I had a very similar problem to yours, with trying to center circular objects within both CT and MR images - and went down various routes with registration, hough transforms etc etc. All sort of worked, but slow and complex and not hugely robust.
I ended up using a much simpler, more robust, and much faster approach by stepping back and thinking about it differently.
You have two circles in an an image and you want to find the location and scale.
- So first get two 1D profiles of your image - one in rows and one in columns. Your object is a circle, so that will result in two gaussian like 1-D profiles. This is simple array slicing with mean, so is very fast:
# r/c 1/0 are variables you can use to set limits on which areas of
# the image you want to limit the search to, or you can use the entire
# image size
r0 = c0 = 0
r1, c1 = image.shape
r_prof = np.mean(image[r0:r1, :], axis=0)
c_prof = np.mean(image[:, c0:c1], axis=1)
- Find the center point of those gaussian profiles. This is easy with any peak finding algorithms.
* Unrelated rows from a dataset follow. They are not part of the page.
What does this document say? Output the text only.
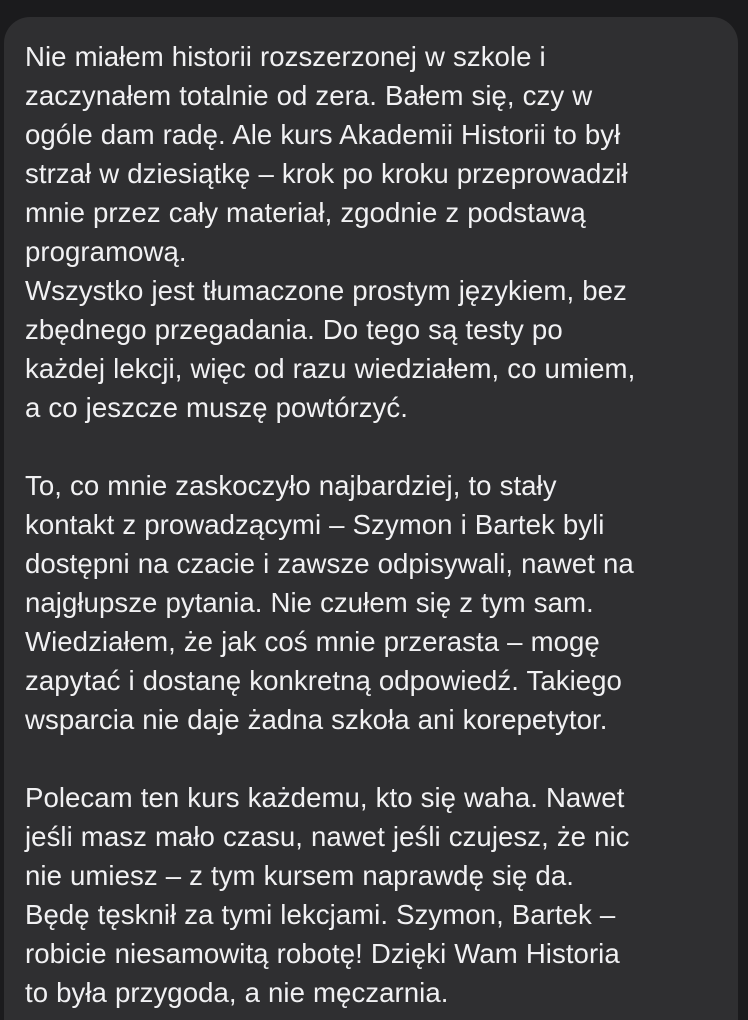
Nie miałem historii rozszerzonej w szkole i
zaczynałem totalnie od zera. Bałem się, czy w
ogóle dam radę. Ale kurs Akademii Historii to był
strzał w dziesiątkę – krok po kroku przeprowadził
mnie przez cały materiał, zgodnie z podstawą
programową.
Wszystko jest tłumaczone prostym językiem, bez
zbędnego przegadania. Do tego są testy po
każdej lekcji, więc od razu wiedziałem, co umiem,
a co jeszcze muszę powtórzyć.

To, co mnie zaskoczyło najbardziej, to stały
kontakt z prowadzącymi – Szymon i Bartek byli
dostępni na czacie i zawsze odpisywali, nawet na
najgłupsze pytania. Nie czułem się z tym sam.
Wiedziałem, że jak coś mnie przerasta – mogę
zapytać i dostanę konkretną odpowiedź. Takiego
wsparcia nie daje żadna szkoła ani korepetytor.

Polecam ten kurs każdemu, kto się waha. Nawet
jeśli masz mało czasu, nawet jeśli czujesz, że nic
nie umiesz – z tym kursem naprawdę się da.
Będę tęsknił za tymi lekcjami. Szymon, Bartek –
robicie niesamowitą robotę! Dzięki Wam Historia
to była przygoda, a nie męczarnia.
That gives you the center of your circle.
# find_peak is a function to find the peak index in a profile
circle_r = find_peak(r_profile)
circle_c = find_peak(c_profile)
- To find the scale you need to find the size of the circle. To do that, just re-do the image profiles, but this time with the row/column narrowed to a single pixel at the center of the circle you got above. That will give you a pretty much square profile.
# get single pixel width profile across center of circle
r_prof = np.mean(image[circle_r, :], axis=0)
c_prof = np.mean(image[:, circle_c], axis=1)
- From a square profile it's easy to calculate the edges, and the difference between the locations of the two edges gives you the diameter.
So from that you end up with the center and diameter of the circle.
I use this approach to do what you're doing - location and size of circular profile - in both CT and MR. It's ended up being at least order magnitude faster than anything else, and much more robust.